Ya parece normal escuchar a ciertos mandatarios referirse a las mujeres o a los extranjeros con estigmas, estereotipos, acusaciones abiertas y veladas, revelando sus fobias o sus taras. Lo hacen en público, sin vergüenza o con un dejo de filósofos de autoayuda barata.
Jair Bolsonaro o Donald Trump, Lenín Moreno, Iván Duque o Matteo Salvini son el mejor ejemplo de esa condición depredadora del símbolo social y democrático del cargo presidencial de cualquier nación. Parecería que se han puesto de moda, que sus ofensas pasan impunes y se creen inmunes porque consideran que se “conectan” con ese universo machista y racista, excluyente y patriarcal, del cual el mundo intenta salir desde diversos actores, organizaciones, partidos y también países.
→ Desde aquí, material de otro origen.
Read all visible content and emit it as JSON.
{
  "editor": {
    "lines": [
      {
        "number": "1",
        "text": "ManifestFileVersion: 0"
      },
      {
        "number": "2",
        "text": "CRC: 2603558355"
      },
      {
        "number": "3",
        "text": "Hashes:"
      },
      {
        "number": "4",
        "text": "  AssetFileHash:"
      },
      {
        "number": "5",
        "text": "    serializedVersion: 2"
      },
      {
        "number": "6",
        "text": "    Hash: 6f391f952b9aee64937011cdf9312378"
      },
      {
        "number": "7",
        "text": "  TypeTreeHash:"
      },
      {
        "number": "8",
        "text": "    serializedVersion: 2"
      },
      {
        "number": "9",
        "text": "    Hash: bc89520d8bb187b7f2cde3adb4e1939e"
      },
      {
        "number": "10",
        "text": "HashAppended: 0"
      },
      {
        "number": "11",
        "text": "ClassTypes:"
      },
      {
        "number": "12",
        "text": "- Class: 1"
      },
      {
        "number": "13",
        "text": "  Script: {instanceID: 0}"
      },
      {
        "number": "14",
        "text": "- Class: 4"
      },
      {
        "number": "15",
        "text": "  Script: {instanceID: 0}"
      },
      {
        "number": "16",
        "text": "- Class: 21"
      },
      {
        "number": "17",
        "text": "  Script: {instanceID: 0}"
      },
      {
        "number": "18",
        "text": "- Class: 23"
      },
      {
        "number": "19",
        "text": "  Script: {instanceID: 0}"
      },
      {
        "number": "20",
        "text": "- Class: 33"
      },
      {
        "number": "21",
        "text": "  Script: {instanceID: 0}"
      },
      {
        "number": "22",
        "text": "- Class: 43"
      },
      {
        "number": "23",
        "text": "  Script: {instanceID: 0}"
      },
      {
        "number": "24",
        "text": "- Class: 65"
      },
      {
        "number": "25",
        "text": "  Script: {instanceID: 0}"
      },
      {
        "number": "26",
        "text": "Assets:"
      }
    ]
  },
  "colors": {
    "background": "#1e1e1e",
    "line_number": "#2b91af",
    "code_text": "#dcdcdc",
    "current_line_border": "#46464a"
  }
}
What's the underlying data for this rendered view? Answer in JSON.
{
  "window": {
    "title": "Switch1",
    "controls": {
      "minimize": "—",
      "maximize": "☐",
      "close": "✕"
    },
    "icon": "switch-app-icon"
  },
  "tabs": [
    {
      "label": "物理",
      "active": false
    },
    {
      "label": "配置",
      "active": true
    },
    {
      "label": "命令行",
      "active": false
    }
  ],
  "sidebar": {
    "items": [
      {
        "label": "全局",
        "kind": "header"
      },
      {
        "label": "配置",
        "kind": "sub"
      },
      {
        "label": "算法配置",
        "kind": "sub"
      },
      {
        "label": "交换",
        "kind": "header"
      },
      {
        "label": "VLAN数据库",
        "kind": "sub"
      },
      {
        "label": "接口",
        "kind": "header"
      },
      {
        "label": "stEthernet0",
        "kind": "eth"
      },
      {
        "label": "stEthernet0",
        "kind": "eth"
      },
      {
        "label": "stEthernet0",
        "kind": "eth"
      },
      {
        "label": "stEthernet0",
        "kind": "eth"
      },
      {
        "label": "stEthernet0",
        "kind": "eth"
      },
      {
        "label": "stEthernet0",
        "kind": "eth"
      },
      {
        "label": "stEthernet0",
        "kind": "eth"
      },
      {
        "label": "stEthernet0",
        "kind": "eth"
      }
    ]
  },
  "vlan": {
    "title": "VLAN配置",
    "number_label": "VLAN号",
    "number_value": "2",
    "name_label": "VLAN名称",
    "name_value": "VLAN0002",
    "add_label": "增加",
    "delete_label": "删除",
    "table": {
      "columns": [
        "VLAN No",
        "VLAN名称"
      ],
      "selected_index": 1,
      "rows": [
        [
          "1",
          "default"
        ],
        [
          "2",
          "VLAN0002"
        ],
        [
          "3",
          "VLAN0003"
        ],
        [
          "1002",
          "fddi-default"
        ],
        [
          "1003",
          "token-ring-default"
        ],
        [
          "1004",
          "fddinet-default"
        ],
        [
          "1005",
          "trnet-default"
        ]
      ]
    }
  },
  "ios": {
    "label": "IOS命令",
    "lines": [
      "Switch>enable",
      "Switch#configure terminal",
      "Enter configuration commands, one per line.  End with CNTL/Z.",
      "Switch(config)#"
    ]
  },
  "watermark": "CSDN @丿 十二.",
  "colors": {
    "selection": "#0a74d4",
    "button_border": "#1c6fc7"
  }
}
Son esos personajes que se autoproclaman antipolíticos. Los mismos que hicieron campañas electorales buscando poder y confiesan detestarlo. Y también son los que cenan, pasean o pactan con empresas, embajadas y hombres de negocios. Es más, se declaran emprendedores o empresarios prósperos que administran el Estado como una compañía de sociedad anónima.
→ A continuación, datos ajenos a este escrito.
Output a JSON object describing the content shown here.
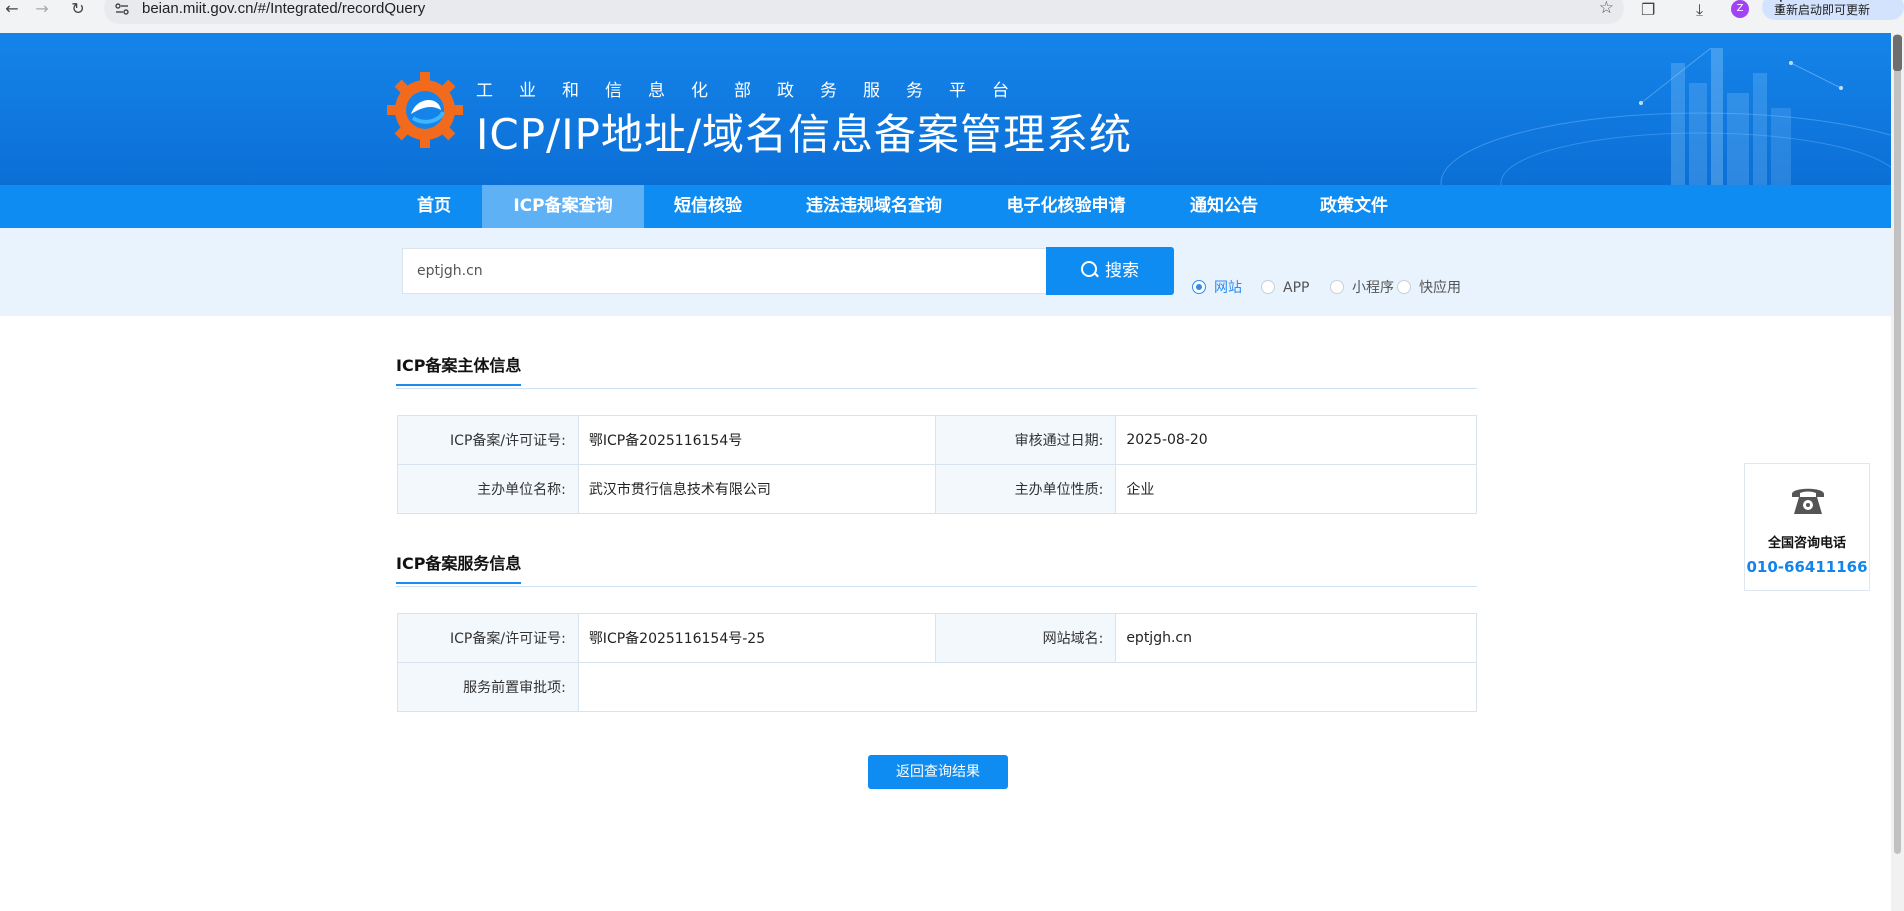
{
  "browser": {
    "url": "beian.miit.gov.cn/#/Integrated/recordQuery",
    "update_label": "重新启动即可更新",
    "avatar_letter": "Z"
  },
  "header": {
    "subtitle": "工业和信息化部政务服务平台",
    "title": "ICP/IP地址/域名信息备案管理系统"
  },
  "nav": {
    "items": [
      "首页",
      "ICP备案查询",
      "短信核验",
      "违法违规域名查询",
      "电子化核验申请",
      "通知公告",
      "政策文件"
    ],
    "active": "ICP备案查询"
  },
  "search": {
    "value": "eptjgh.cn",
    "button_label": "搜索",
    "types": [
      "网站",
      "APP",
      "小程序",
      "快应用"
    ],
    "selected_type": "网站"
  },
  "subject_section": {
    "title": "ICP备案主体信息",
    "rows": [
      {
        "label1": "ICP备案/许可证号:",
        "value1": "鄂ICP备2025116154号",
        "label2": "审核通过日期:",
        "value2": "2025-08-20"
      },
      {
        "label1": "主办单位名称:",
        "value1": "武汉市贯行信息技术有限公司",
        "label2": "主办单位性质:",
        "value2": "企业"
      }
    ]
  },
  "service_section": {
    "title": "ICP备案服务信息",
    "license_label": "ICP备案/许可证号:",
    "license_value": "鄂ICP备2025116154号-25",
    "domain_label": "网站域名:",
    "domain_value": "eptjgh.cn",
    "approval_label": "服务前置审批项:",
    "approval_value": ""
  },
  "back_button_label": "返回查询结果",
  "hotline": {
    "label": "全国咨询电话",
    "number": "010-66411166",
    "icon": "telephone-icon"
  },
  "colors": {
    "primary": "#0f8cf2",
    "nav_active": "#5fb1f6",
    "strip_bg": "#e8f3fd",
    "label_bg": "#f3f8fd"
  }
}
Hace poco uno de esos presidentes tuvo la osadía de legitimar a un supuesto presidente de otra nación en su propio congreso. Otro de ellos hizo el ridículo de categorizar a los acosadores entre guapos y feos, culpabilizando a las mujeres de solo denunciar a los poco agraciados físicamente, con quienes “se ensañan”, y de liberar de responsabilidades a aquellos “bien presentados de acuerdo a los cánones”.
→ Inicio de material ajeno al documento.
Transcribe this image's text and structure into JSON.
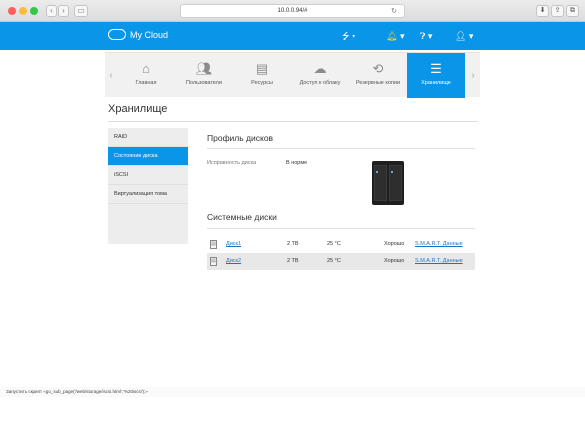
{
  "browser": {
    "url": "10.0.0.94/#",
    "icons": [
      "back-icon",
      "forward-icon",
      "sidebar-icon",
      "reload-icon",
      "download-icon",
      "share-icon",
      "tabs-icon"
    ]
  },
  "header": {
    "logo_text": "My Cloud",
    "icons": [
      "usb-icon",
      "bell-icon",
      "help-icon",
      "user-icon"
    ]
  },
  "nav": {
    "items": [
      {
        "label": "Главная",
        "icon": "home-icon"
      },
      {
        "label": "Пользователи",
        "icon": "users-icon"
      },
      {
        "label": "Ресурсы",
        "icon": "folder-icon"
      },
      {
        "label": "Доступ к облаку",
        "icon": "cloud-access-icon"
      },
      {
        "label": "Резервные копии",
        "icon": "backup-icon"
      },
      {
        "label": "Хранилище",
        "icon": "storage-icon"
      }
    ],
    "active_index": 5
  },
  "page": {
    "title": "Хранилище"
  },
  "sidebar": {
    "items": [
      {
        "label": "RAID"
      },
      {
        "label": "Состояние диска"
      },
      {
        "label": "iSCSI"
      },
      {
        "label": "Виртуализация тома"
      }
    ],
    "active_index": 1
  },
  "profile": {
    "title": "Профиль дисков",
    "health_label": "Исправность диска",
    "health_value": "В норме"
  },
  "system_disks": {
    "title": "Системные диски",
    "rows": [
      {
        "name": "Диск1",
        "size": "2 TB",
        "temp": "25 °C",
        "status": "Хорошо",
        "smart": "S.M.A.R.T. Данные"
      },
      {
        "name": "Диск2",
        "size": "2 TB",
        "temp": "25 °C",
        "status": "Хорошо",
        "smart": "S.M.A.R.T. Данные"
      }
    ]
  },
  "statusbar": {
    "text": "Запустить скрипт «go_sub_page('/web/storage/iscsi.html','%20iscsi');»"
  },
  "colors": {
    "accent": "#0a96e8",
    "link": "#1a73c9"
  }
}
Entonces, salta la pregunta: ¿cómo se calla a un presidente de este tipo? La política es hablar, pensar, colocar ideas en el debate público y, por tanto, los mandatarios y políticos en general están obligados a hablar, aunque parezca obvio. Pero ahora, al menos en el Ecuador, los allegados al mandatario de este país lo están obligando a callarse o a leer todo lo que vaya a decir para no “embarrar” sus discursos y apariciones públicas.
La pedagogía política ha perdido décadas con estos mandatarios. Atrás ha quedado el valor de la formación académica y el pensamiento complejo para quien aspira a la Presidencia. La palabra se erosiona y se degrada. El discurso pierde valor político. La relación con el pueblo desde la tarima se convierte en un espectáculo. Y ahora solo hay atención sobre el error y no sobre la sabiduría. Quienes dicen detestar la política ahondan ese sentimiento con cada exabrupto.
Y si hay que callar a los presidentes, a estos presidentes, entonces no hay motivo para la exaltación de la política como la herramienta de la democracia y de la comunicación entre los ciudadanos. Es deseable que las nuevas generaciones entiendan que en la actualidad vivimos la tragedia de oradores con deficiencias intelectuales y republicanas para hablar con los ciudadanos. Y ojalá también sea un buen motivo para regenerar y revalorizar el discurso y la palabra.